En esa semana tuvimos buen tiempo excepto un día, que al final lo declaramos apto para montar, y que nos regaló unos paisajes dignos de Juego de Tronos o El Señor de los Anillos. Nieblas, lloviznas, bosques húmedos repletos de musgo y raíces... paisajes encantados. Una jornada excepcional. Pero no menos que las demás, ya que el resto de los días hábiles para montar disfrutamos del sol y las altas temperaturas, gracias a las cuales los glaciares de los Alpes se están derritiendo como un Frigodedo, en los últimos años. Efectivamente, amigos. Esta fue una de las muchas enseñanzas culturales que nos dejó este viaje a Suiza. Los glaciares alpinos han retrocedido más de un 60% en los últimos cien años, y lo pudimos comprobar en vivo y en directo. En algunos glaciares a los que pudimos acercarnos en las rutas, había fotos de alrededor del año 1900 y se veía perfectamente cómo la morrena llegaba hasta escasos metros del punto en el que estábamos. Ahora había retrocedido tanto que ya no se veía desde esos sitios y había que ascender hasta mucho más arriba para verlo.

En fin, que ese buen tiempo que tanto gusta a los domingueros y que tantos carcinomas está causando a la peña, es el mismo que también está derritiendo los glaciares y las grandes masas de hielo del Atlántico norte. El tema "cambio climático" fue, de hecho, un tema de debate en el grupo durante esta semana, pero dejémoslo aparte y centrémonos en el concepto. El montar, el riding.

Las agradables temperaturas y las precipitaciones recientes en esa zona habían dejado el suelo en condiciones óptimas para rodar en bici. Curiosamente, y tal como habíamos previsto durante la preparación del viaje, nos íbamos a un punto para nada caliente de los Alpes, en el sentido de que íbamos a encontrarnos a poca gente haciendo lo nuestro. Al huir de los bike parks se abre un mundo de posibilidades y de senderos, la mayoría para caminantes, pero por eso precisamente también más vírgenes y sin tráfico de bicis.

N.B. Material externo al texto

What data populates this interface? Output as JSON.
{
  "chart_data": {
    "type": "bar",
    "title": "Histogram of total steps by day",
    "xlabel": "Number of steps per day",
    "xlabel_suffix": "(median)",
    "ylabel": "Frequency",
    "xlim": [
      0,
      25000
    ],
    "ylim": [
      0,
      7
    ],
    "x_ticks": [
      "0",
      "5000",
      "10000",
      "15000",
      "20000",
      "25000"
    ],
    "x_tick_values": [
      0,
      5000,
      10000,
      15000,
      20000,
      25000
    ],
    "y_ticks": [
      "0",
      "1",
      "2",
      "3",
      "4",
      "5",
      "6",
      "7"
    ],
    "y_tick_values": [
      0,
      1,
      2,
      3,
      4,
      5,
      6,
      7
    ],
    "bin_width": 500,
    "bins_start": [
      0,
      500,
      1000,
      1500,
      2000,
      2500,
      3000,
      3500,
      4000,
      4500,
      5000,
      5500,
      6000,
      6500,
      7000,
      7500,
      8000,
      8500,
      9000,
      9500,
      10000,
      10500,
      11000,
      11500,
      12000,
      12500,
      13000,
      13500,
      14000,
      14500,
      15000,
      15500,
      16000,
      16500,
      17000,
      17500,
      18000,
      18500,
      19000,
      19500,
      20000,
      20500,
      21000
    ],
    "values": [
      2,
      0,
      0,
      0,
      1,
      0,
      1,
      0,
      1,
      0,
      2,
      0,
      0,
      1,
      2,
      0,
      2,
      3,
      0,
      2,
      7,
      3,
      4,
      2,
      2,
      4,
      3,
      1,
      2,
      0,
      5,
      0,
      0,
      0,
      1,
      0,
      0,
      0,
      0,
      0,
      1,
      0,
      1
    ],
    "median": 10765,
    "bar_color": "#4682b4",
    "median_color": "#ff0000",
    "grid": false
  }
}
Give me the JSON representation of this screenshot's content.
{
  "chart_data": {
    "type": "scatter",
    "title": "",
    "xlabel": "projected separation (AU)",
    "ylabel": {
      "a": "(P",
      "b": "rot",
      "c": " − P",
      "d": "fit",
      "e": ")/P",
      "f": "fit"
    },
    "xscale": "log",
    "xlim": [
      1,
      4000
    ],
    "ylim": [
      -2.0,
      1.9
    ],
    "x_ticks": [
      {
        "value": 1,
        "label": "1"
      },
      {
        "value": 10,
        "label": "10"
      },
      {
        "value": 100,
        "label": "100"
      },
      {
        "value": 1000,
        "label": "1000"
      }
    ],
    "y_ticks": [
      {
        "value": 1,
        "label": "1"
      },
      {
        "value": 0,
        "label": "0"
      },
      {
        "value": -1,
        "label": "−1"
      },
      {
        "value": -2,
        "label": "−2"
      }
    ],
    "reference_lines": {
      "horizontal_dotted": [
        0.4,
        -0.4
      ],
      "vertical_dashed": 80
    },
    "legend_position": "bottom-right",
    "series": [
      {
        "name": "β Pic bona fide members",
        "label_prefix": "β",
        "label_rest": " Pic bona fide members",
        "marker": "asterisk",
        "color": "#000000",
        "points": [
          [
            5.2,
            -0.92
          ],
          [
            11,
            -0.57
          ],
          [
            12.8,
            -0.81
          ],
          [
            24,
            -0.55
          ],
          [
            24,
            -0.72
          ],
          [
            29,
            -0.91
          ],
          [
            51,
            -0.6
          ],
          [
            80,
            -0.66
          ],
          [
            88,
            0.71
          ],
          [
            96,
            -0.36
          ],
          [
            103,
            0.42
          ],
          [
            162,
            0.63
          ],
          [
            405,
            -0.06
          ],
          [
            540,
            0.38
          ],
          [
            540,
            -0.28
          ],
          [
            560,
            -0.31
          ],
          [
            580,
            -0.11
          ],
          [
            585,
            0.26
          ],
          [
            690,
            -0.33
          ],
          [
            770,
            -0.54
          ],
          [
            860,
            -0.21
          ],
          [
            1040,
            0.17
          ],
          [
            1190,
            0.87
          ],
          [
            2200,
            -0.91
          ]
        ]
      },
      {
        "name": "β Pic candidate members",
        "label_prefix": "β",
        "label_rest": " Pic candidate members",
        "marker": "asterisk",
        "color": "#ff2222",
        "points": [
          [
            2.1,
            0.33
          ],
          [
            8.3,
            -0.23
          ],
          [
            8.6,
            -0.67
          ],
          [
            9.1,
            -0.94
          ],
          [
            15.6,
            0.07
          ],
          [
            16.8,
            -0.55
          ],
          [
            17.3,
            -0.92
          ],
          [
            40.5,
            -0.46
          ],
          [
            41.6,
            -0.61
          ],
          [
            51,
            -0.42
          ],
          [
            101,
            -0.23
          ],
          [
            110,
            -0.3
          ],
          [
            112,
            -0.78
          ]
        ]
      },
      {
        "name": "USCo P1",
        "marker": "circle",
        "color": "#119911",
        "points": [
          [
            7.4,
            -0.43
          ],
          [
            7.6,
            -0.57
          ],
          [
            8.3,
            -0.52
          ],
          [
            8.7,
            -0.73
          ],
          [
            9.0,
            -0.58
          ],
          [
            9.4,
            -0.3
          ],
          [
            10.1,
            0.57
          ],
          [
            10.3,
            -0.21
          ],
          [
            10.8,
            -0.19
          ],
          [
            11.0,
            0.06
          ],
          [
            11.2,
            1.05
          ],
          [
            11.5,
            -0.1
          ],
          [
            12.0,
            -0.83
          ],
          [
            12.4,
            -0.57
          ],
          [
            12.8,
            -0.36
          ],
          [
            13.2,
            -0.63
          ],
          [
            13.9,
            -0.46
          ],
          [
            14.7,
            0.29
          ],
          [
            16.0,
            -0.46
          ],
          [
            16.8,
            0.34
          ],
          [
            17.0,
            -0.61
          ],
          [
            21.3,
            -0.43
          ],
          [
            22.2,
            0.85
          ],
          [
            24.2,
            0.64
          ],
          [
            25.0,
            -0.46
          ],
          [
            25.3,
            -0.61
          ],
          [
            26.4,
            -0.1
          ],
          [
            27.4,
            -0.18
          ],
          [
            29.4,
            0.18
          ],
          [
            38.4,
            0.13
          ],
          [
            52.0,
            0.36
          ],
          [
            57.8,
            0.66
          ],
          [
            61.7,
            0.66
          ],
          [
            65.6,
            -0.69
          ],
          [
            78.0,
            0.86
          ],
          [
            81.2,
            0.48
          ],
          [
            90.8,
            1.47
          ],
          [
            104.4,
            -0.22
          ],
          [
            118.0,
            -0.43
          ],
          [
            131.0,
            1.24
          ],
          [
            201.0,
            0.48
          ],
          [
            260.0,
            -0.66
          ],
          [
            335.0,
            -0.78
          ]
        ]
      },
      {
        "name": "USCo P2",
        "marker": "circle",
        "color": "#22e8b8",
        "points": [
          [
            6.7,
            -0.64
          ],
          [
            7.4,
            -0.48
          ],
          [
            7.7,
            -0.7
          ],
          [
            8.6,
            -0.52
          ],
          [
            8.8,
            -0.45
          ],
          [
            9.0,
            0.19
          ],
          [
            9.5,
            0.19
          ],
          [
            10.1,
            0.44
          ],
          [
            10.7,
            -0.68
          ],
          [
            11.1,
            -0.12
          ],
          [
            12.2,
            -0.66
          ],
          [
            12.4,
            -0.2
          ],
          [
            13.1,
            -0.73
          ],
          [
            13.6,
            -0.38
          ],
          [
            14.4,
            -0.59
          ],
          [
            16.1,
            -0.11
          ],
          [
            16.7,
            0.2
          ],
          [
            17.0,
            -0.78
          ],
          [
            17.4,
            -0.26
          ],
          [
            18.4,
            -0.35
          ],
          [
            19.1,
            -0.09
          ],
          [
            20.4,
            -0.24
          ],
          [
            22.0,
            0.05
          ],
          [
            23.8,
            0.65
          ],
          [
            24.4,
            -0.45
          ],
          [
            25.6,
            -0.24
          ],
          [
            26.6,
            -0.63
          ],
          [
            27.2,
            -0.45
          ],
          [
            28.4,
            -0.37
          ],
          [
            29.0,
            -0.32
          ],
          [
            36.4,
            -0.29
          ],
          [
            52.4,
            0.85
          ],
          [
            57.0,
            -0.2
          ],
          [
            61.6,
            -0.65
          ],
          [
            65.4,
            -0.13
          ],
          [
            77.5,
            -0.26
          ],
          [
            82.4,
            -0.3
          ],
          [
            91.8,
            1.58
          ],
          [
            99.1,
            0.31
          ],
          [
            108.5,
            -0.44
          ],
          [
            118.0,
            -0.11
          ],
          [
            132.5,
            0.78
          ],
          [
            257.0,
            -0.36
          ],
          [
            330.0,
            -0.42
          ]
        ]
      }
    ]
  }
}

Esto tiene sus pros y sus contras, claro, pero la elección de un "secret spot" frente a un "hot spot" creo que va más con la filosofía de montar que a nosotros nos gusta. Esto te hace currar mucho más, evidentemente. Superar mayor desnivel, mirar el mapa constantemente, etc. Ser creativo y saber improvisar. Pero eso lo hace, al fin y al cabo, más divertido y con más dosis de aventura que si te dejas caer por pistas marcadas y trazadas para bicis.

El caso es que con esa filosofía en mente nos adentramos en el mundo de las megasubidas a cotas de 2.500, salvando mil metros de desnivel, para luego deslizarnos por más o menos progresivos descensos, atravesando páramos y bosques sin parar, intentando perder poca cota y enlazando líneas de altura, hasta el punto inicial. Las subidas eran duras y largas, pero compensaban por el increíble paisaje que disfrutábamos mientras tanto. Y una vez arriba, las bajadas en su mayoría (excepto alguna muy extrema que apenas era ciclable) tenían una mezcla de todo un poco: partes con algo de técnica, piedras, raíces húmedas... y sobre todo mucho curveo, singletrack, escalones, sendero ancho muy rápido... todo aderezado con unas vistas de infarto. Si no era el mítico Eiger, era el Jungfrau, el Mönch o cualquiera de las cumbres que el alpinismo y la escalada han hecho famosas.

Así que, como siempre, una semana da para mucho pero siempre vuelves con ganas de más, y con la sensación de que has hecho la punta de un iceberg gigantesco que se esconde en esos bosques, y que nunca se acabaría. Ni aunque vivieras allí cien años.